In order to dry the prepared PLLA scaffolds and hybrid scaffold for SEM analysis, these were fixed and dehydrated for 15 min each time in increasing concentrations of ethanol in water (50%, 70%, 80%, 90% and 100%); afterwards, they were immediately dried with an HMDS solution for 5 min. Following this, the samples were coated with platinum, palladium and carbon and observed under SEM at 40 kV [2,3].

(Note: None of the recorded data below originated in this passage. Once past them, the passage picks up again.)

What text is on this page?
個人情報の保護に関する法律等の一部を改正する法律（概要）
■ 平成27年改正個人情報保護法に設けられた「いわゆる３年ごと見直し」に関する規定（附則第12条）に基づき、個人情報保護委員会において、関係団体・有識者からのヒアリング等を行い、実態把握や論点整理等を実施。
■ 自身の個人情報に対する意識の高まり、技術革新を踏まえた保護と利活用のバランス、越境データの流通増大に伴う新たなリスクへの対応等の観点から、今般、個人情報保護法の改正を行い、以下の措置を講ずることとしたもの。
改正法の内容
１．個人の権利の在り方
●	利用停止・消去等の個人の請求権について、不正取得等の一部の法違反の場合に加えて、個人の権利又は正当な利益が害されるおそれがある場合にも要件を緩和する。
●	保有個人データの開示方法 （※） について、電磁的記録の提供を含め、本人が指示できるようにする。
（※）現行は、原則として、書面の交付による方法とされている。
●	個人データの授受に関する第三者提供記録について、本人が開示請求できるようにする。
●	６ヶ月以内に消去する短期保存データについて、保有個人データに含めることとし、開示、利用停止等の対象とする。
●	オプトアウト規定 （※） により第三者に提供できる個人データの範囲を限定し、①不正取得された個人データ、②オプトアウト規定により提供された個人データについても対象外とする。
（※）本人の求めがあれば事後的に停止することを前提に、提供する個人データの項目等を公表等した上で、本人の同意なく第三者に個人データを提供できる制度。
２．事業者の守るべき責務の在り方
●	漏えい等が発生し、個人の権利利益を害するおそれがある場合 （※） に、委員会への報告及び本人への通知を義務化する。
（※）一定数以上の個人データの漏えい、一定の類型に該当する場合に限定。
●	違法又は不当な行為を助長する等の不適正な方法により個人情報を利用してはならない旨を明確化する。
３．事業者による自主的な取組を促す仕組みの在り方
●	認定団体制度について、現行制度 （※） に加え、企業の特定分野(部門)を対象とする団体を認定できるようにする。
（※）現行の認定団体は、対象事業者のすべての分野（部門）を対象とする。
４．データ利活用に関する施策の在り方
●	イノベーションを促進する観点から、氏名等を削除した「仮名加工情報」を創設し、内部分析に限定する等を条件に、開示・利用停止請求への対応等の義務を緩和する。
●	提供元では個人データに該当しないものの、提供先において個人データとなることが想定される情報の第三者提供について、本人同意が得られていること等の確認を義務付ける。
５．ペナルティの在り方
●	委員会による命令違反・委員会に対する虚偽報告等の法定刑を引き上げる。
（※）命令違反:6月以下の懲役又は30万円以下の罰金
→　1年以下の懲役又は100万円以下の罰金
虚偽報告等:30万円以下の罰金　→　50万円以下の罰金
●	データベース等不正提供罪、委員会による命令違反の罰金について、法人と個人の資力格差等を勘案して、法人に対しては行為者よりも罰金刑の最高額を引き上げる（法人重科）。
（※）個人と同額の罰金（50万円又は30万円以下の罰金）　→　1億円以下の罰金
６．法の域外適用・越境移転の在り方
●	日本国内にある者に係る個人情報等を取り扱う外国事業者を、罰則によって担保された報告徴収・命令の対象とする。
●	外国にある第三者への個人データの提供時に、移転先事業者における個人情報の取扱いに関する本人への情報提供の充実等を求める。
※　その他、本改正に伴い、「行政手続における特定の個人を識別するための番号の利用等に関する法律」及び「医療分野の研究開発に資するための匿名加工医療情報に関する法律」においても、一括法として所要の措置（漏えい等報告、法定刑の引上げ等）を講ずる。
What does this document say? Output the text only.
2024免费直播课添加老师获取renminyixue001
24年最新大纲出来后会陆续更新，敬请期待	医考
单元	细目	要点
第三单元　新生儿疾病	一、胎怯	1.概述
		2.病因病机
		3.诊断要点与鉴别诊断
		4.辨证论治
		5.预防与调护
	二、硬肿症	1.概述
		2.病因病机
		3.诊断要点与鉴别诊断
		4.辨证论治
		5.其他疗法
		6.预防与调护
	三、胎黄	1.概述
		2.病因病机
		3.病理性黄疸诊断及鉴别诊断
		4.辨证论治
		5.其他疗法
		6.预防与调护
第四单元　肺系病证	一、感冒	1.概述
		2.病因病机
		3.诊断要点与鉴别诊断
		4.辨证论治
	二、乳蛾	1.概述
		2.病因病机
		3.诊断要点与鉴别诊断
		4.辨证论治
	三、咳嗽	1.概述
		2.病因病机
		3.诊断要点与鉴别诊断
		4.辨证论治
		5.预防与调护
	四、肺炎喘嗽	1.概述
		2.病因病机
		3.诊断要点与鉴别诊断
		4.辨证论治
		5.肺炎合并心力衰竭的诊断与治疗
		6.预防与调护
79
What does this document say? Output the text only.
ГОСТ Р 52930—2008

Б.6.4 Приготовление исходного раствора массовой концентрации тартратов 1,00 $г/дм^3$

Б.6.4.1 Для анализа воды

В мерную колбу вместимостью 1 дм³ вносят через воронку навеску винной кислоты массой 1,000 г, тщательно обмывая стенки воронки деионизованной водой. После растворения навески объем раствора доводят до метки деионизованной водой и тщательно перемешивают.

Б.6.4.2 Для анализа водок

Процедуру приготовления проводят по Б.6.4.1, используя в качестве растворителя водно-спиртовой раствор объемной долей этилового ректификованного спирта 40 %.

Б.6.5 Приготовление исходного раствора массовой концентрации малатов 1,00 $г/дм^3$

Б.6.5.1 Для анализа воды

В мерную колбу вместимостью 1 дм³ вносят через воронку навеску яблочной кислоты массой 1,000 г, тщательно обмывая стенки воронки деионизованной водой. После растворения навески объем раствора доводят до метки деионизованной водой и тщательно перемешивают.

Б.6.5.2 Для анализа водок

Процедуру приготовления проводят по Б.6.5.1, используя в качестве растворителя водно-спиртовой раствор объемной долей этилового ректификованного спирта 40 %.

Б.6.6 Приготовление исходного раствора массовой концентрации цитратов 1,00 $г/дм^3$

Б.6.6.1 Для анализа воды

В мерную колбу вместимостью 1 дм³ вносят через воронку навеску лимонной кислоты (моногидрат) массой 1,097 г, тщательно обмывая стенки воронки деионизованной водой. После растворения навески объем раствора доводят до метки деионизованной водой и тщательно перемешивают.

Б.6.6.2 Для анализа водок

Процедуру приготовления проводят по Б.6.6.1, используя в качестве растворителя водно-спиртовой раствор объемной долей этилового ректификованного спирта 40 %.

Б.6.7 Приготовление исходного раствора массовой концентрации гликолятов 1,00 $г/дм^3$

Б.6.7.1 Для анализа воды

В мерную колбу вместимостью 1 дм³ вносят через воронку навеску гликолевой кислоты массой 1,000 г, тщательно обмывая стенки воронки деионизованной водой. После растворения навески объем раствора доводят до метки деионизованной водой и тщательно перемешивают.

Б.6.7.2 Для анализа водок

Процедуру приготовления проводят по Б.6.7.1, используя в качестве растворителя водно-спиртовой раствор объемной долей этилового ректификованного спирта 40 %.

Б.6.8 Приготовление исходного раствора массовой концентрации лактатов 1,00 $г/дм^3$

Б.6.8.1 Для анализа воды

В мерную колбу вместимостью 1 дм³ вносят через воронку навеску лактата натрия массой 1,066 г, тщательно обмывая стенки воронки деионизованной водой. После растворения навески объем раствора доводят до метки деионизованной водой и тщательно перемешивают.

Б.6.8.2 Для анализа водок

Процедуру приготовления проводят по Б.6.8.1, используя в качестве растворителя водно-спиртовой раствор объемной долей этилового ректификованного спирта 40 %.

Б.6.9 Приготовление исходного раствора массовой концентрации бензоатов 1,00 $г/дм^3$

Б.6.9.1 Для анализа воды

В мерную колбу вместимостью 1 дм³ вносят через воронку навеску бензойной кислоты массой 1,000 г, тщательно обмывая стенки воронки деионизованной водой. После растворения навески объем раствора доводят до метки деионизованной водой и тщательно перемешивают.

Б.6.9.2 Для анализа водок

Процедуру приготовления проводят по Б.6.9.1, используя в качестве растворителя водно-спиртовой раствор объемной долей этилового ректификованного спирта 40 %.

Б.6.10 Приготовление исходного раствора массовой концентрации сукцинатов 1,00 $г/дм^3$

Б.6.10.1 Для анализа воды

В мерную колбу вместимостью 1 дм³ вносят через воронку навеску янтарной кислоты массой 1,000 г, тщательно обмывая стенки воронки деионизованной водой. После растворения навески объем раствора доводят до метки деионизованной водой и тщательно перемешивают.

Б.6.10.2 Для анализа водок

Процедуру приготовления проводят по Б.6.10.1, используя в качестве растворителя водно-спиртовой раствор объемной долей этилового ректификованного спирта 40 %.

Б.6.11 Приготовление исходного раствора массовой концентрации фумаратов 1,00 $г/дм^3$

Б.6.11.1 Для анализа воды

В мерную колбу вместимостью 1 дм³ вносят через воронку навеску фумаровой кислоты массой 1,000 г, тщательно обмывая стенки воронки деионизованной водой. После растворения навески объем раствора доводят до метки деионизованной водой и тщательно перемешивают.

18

Ten pores on the surface of PLLA/gelatin scaffolds on SEM were randomly selected for detecting the diameters; and the pore size distributions were then calculated and expressed as mean ± SD.

3.8. Statistical Analysis

All experiments were performed in triplicate. Results are expressed as the mean ± SD. The statistical significance of differences within each group was evaluated by one-way analysis of variance (1-way ANOVA) using the software Origin7.0 (OriginLab Corporation, Northampton, MA, USA).

4. Conclusions

PLLA scaffolds which were prepared by way of two-step phase separation have a good porosity and mechanical properties with open pore structures and pore diameters in different levels. The scaffolds were hydrolyzed mildly and cross-linked with EDC. Gelatin could be integrated into PLLA scaffolds through TIPS. The grid-like distribution of gelatin on the pore walls of scaffolds not only increased the specific surface area and hydrophilic properties of scaffolds, but also notably improved their mechanical properties and protein adsorption capacity. After inoculated to the composite scaffolds for culture, the ADSCs can proliferate numerously with a lamellar growth, which indicates that the scaffolds have good cell compatibility, and provides a good prospect for the further application of the scaffolds.